As much as these concerns can be very real, what most women don’t realise is that while she’s doubting herself, the man sitting right in front of her will also have his list of concerns and fears. Most women are not aware that guys can feel insecure and uncertain too! They are human after all and are also living in the same world we live; one that can be filled with draining social ideals and superficial pressures!
So perhaps put yourself in his shoes. Sure, every man is different, though there are certain things that will eat at him and see him feeling disempowered and lacking confidence with you (or any woman).
He can feel pressure to; look good, be witty, dress well, have money to spend on you, be seen as a leader, appear confident, be a great lover (with an impressive penis), that is, should you make it into the bedroom, the list goes on. Invariably, it’s a very tall order.
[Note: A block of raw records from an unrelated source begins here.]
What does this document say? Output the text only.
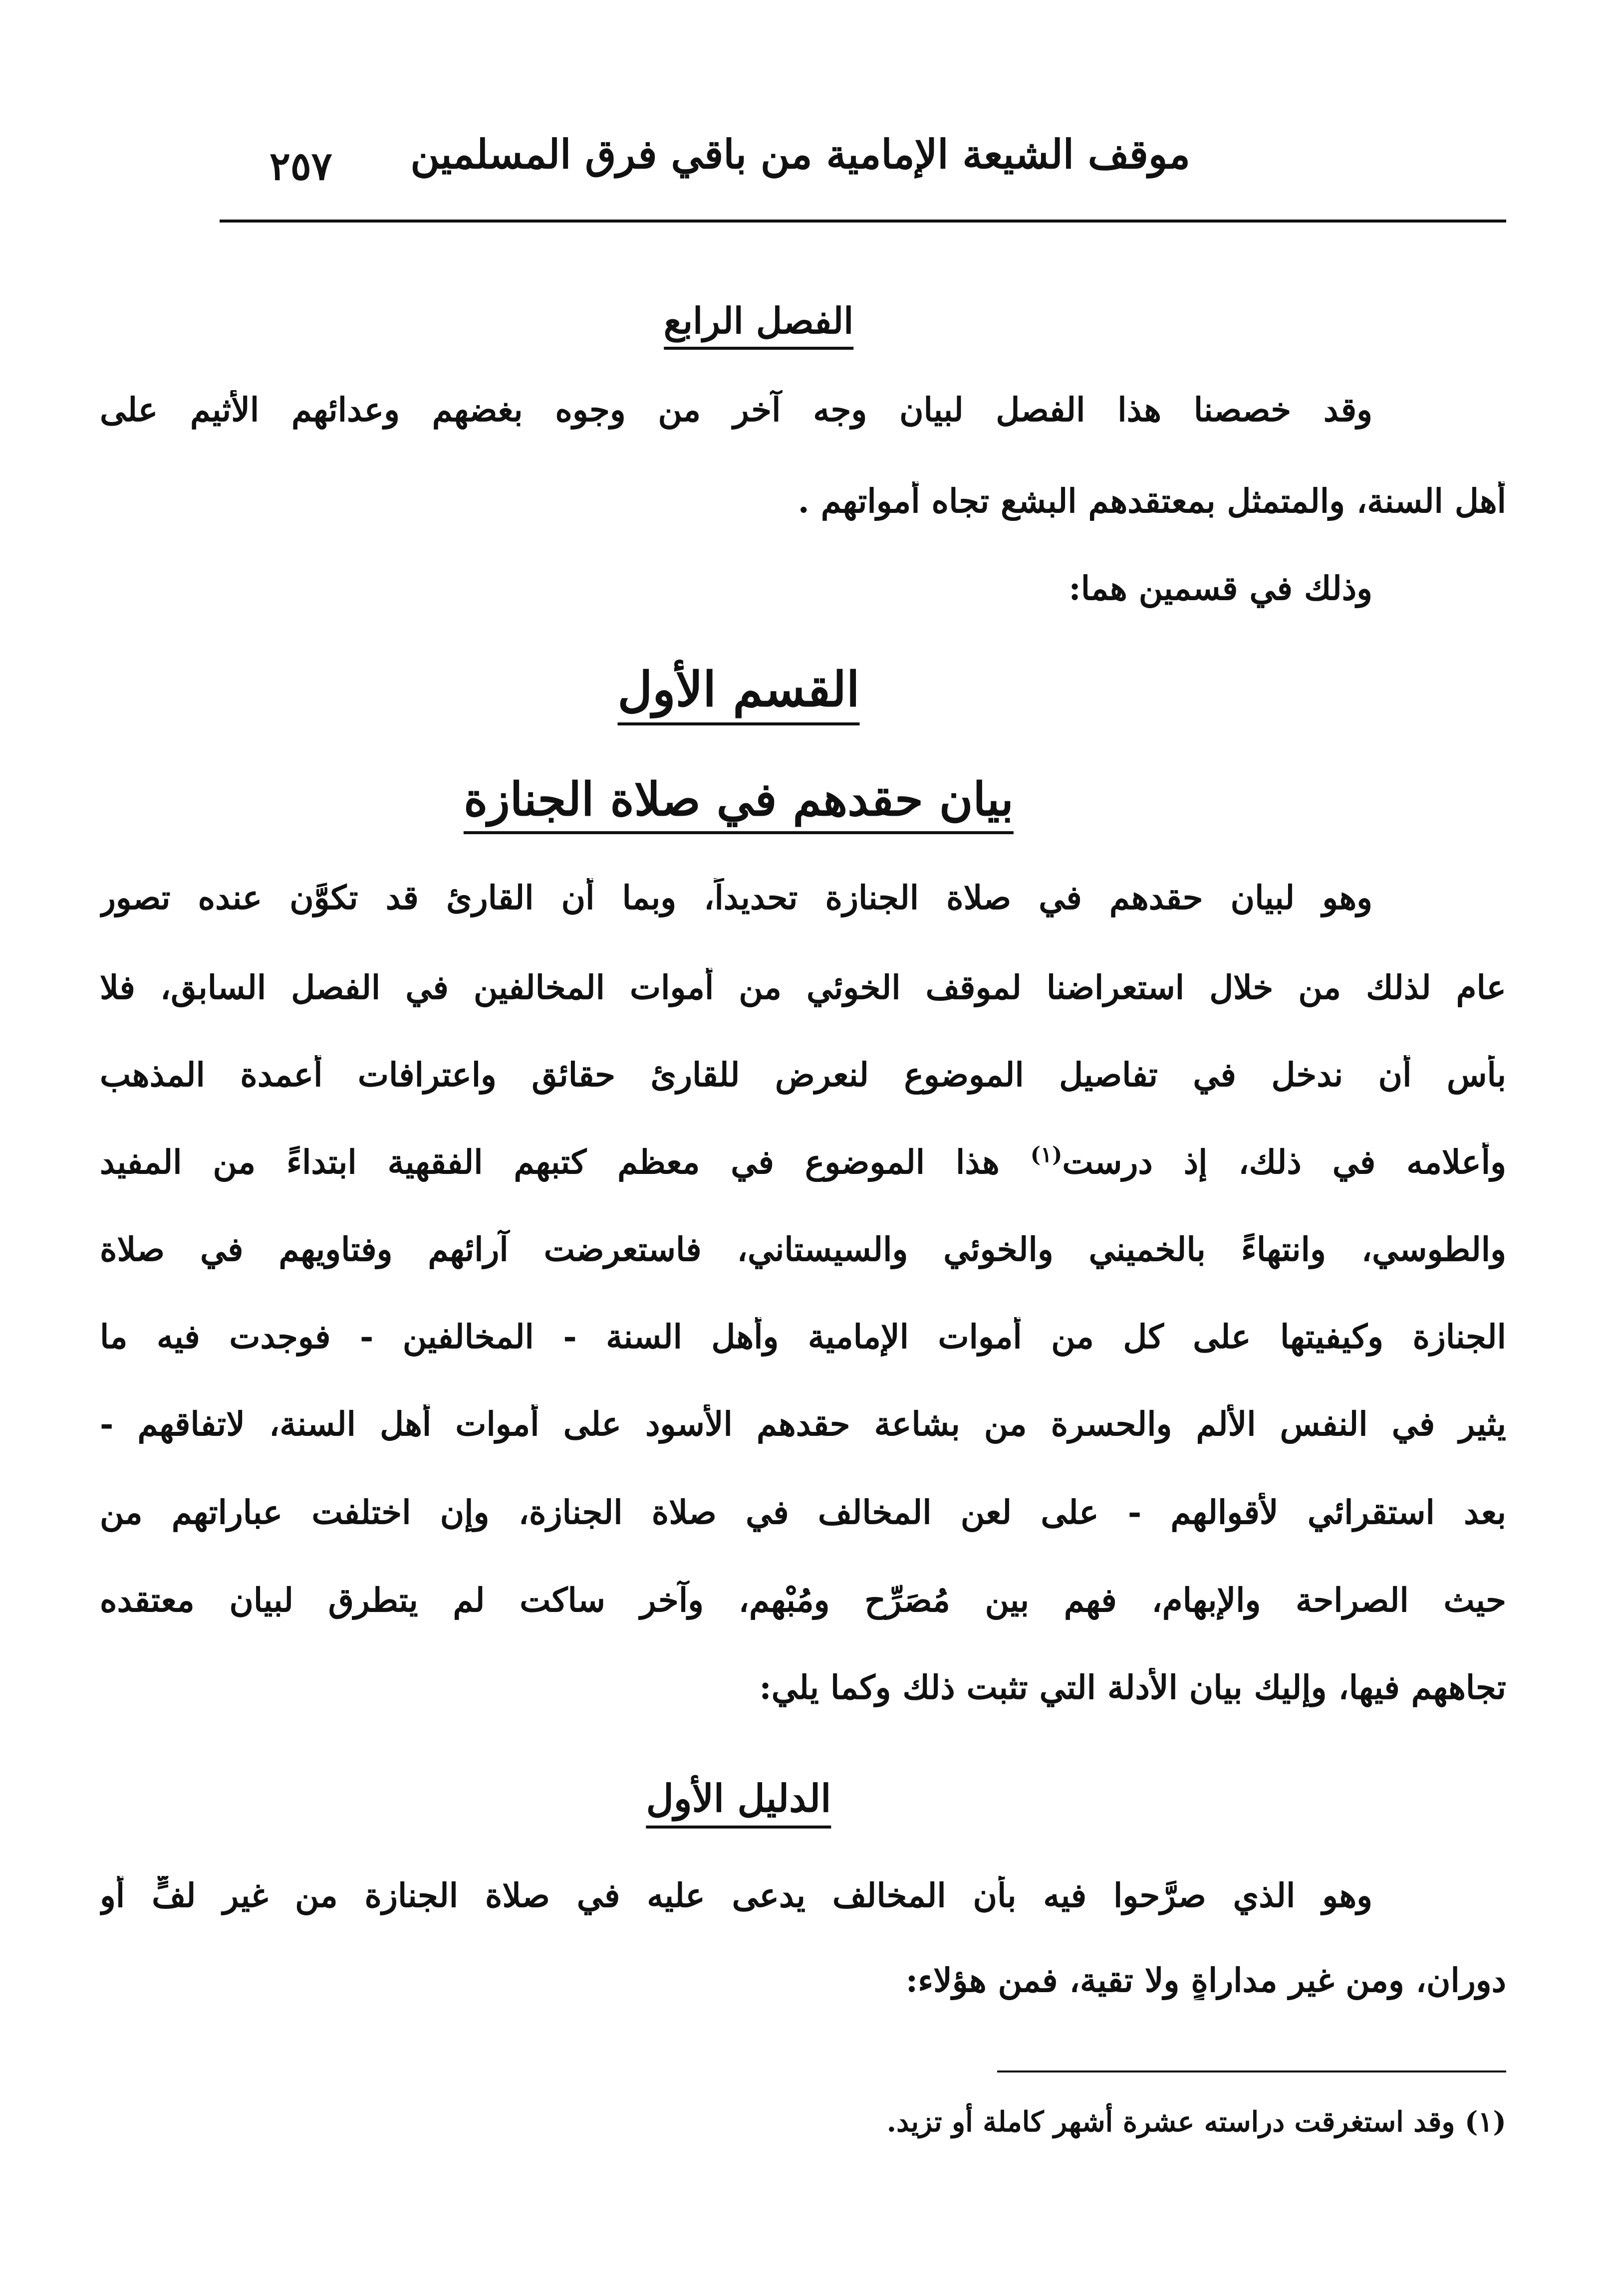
موقف الشيعة الإمامية من باقي فرق المسلمين
٢٥٧
الفصل الرابع
وقد خصصنا هذا الفصل لبيان وجه آخر من وجوه بغضهم وعدائهم الأثيم على
أهل السنة، والمتمثل بمعتقدهم البشع تجاه أمواتهم .
وذلك في قسمين هما:
القسم الأول
بيان حقدهم في صلاة الجنازة
وهو لبيان حقدهم في صلاة الجنازة تحديداً، وبما أن القارئ قد تكوَّن عنده تصور
عام لذلك من خلال استعراضنا لموقف الخوئي من أموات المخالفين في الفصل السابق، فلا
بأس أن ندخل في تفاصيل الموضوع لنعرض للقارئ حقائق واعترافات أعمدة المذهب
وأعلامه في ذلك، إذ درست$^{(١)}$ هذا الموضوع في معظم كتبهم الفقهية ابتداءً من المفيد
والطوسي، وانتهاءً بالخميني والخوئي والسيستاني، فاستعرضت آرائهم وفتاويهم في صلاة
الجنازة وكيفيتها على كل من أموات الإمامية وأهل السنة - المخالفين - فوجدت فيه ما
يثير في النفس الألم والحسرة من بشاعة حقدهم الأسود على أموات أهل السنة، لاتفاقهم -
بعد استقرائي لأقوالهم - على لعن المخالف في صلاة الجنازة، وإن اختلفت عباراتهم من
حيث الصراحة والإبهام، فهم بين مُصَرِّح ومُبْهِم، وآخر ساكت لم يتطرق لبيان معتقده
تجاههم فيها، وإليك بيان الأدلة التي تثبت ذلك وكما يلي:
الدليل الأول
وهو الذي صرَّحوا فيه بأن المخالف يدعى عليه في صلاة الجنازة من غير لفٍّ أو
دوران، ومن غير مداراةٍ ولا تقية، فمن هؤلاء:
(١) وقد استغرقت دراسته عشرة أشهر كاملة أو تزيد.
Sure, women have pressure, but not that much pressure!
So when you go out on a date, try to have a little empathy. He may feel just as nervous and self-conscious as you do. Maybe he isn’t well established financially, and is scared that you’ll order the lobster or that you won’t like him if he doesn’t have a super well paying job, maybe he feels that his looks are inadequate – we live in a ruthless society where the importance of good appearance has been raised to ridiculous extremes. Perhaps he’s shy, and doesn’t know how to talk to a girl no matter how much he really truly wants to get to know you.
A little empathy is going to make you a great date…
- Make it clear on a first date that you are happy to split the bill, if he insists on paying then let him. Do not assume that he’s got it.
- Compliment him on how he looks.
- Take a sincere interest in him, and if he seems quiet and a bit shy, use your superior social skills to bring him out.
When it comes to the bedroom, make it clear that the aim is for you to have a nice time together, not to put on an Oscar winning performance. (By the way, this takes the pressure off of you too). You could say something like, “You know, I really want to take time just for us both to feel comfortable together if that’s what you’d like.” He’s going to relax and be at his best if he doesn’t feel you’re putting undue pressure on him (or he’ll stop putting pressure on himself).
Couples get to the bedroom a lot faster than in the past, it’s become the norm, and in my opinion, not entirely a good thing. If you like each other, there’s no harm in taking things slowly. A lot of men feel pressure to be well endowed and be a great lover. Sure, you want to be with a man who wants to please you. Just remember that he may be nervous and wondering if you’re happy with his lot. Remember that there are “show-ers and growers” – and that size really doesn’t matter too much.
Remember too that the most unpromising date can turn out to be a fireball, so give things time and allow his insecurities to melt away as you get to know each other properly and see what builds from there.